Pisagor okulu hem farklı disiplinleri bir arada aktarmayı başarmış bir okuldu hem de bir nevi toplumsal kardeşlik derneği olarak işlev görüyordu. Okula alınmadan önce Pisagor’un çeşitli sınavlarından geçmek zorunluydu. Bu sınavlar ise herhangi bir bilgiyi ölçmekten daha çok öğrencileri tanımaya yönelikti. Pisagor onları bu sorular yoluyla tanıyor, onların ilgi ve becerilerine göre bir eğitim sunmaya çabalıyordu. Pisagor’un öğrencileri kendilerini daha çok Pisagorcular olarak adlandırıyorlardı.
Okulun kendi içerisinde de bazı kuralları vardı. Bunların içerisinde en önemlisi meşhur “sessizlik kuralı” idi. Bir kişi bir konu hakkında yeterli bilgi sahibi değilse susmalıydı. Diğer bir kurala göre ise acıların tam olarak yaşanmasına izin verilmeli, onu saçma argümanlarla yok saymaya veya bastırmaya çalışmamalıydı. Pisagor okulu ayrıca o dönem yunan coğrafyasının kadına bakışı üzerinde büyük etkileri olmuş bir okuldu.
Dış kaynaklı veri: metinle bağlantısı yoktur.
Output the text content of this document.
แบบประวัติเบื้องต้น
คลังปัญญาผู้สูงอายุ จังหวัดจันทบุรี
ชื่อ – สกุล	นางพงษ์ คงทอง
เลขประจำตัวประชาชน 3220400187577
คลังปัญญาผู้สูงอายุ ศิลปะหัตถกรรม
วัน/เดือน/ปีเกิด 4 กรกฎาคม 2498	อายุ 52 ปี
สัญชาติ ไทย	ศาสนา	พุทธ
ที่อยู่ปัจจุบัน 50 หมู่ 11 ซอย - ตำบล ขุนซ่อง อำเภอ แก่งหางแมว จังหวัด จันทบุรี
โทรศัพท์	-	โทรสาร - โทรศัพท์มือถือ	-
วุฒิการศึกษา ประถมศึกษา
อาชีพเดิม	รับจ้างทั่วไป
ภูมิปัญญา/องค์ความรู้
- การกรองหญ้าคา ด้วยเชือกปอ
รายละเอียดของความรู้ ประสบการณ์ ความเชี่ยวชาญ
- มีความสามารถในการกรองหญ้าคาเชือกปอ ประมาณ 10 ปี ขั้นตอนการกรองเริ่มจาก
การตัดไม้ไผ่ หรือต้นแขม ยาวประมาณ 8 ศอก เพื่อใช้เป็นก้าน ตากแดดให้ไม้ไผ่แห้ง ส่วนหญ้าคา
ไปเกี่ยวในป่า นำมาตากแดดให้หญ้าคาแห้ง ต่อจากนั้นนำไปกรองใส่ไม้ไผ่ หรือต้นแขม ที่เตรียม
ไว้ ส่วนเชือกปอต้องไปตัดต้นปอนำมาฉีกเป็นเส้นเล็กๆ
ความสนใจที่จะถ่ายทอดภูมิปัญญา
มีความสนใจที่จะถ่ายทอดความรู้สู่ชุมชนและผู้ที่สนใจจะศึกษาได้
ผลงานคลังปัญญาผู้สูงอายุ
Kadınlar bu okulda özgürce çalışıp statü sahibi olabiliyordu.
Okulda iki ayrı grup grup bulunmaktaydı ki bunlardan birisi matematikçiler diğeri ise dinleyicilerdi. Dinleyiciler sadece etik eğitimi alabilirken matematikçiler ileri düzey derslere katılabiliyorlar, “orfeusculuk” denen bir akımın etkisiyle et yemekten kaçınıyor, ruh göçüne inanıyorlardı. Etik kavramının adaletle ilişkisine duyulan inanç mercek altına alındığında karşımıza bu heyecan verici icadın sahibinin neden ve hangi koşullar altında bunu gerçekleştirdiği çıkmaktadır.
Bütün bu bilgiler ışığında Pisagor’un şahsı ve kurmuş olduğu okulun toplumsal etiğin yerleştirilmesi adına daha adil bir düzeni savundukları ve demokrasinin temelini atan antik yunan felsefesi ve yönetim anlayışının bir izdüşümü oldukları sonucuna varabiliriz. İhtiyacımız kadarını almayı ve açgözlü olmamayı o çağda olduğundan daha iyi anlamaya ihtiyacımız yok mu sizce de? Sevgilerimle.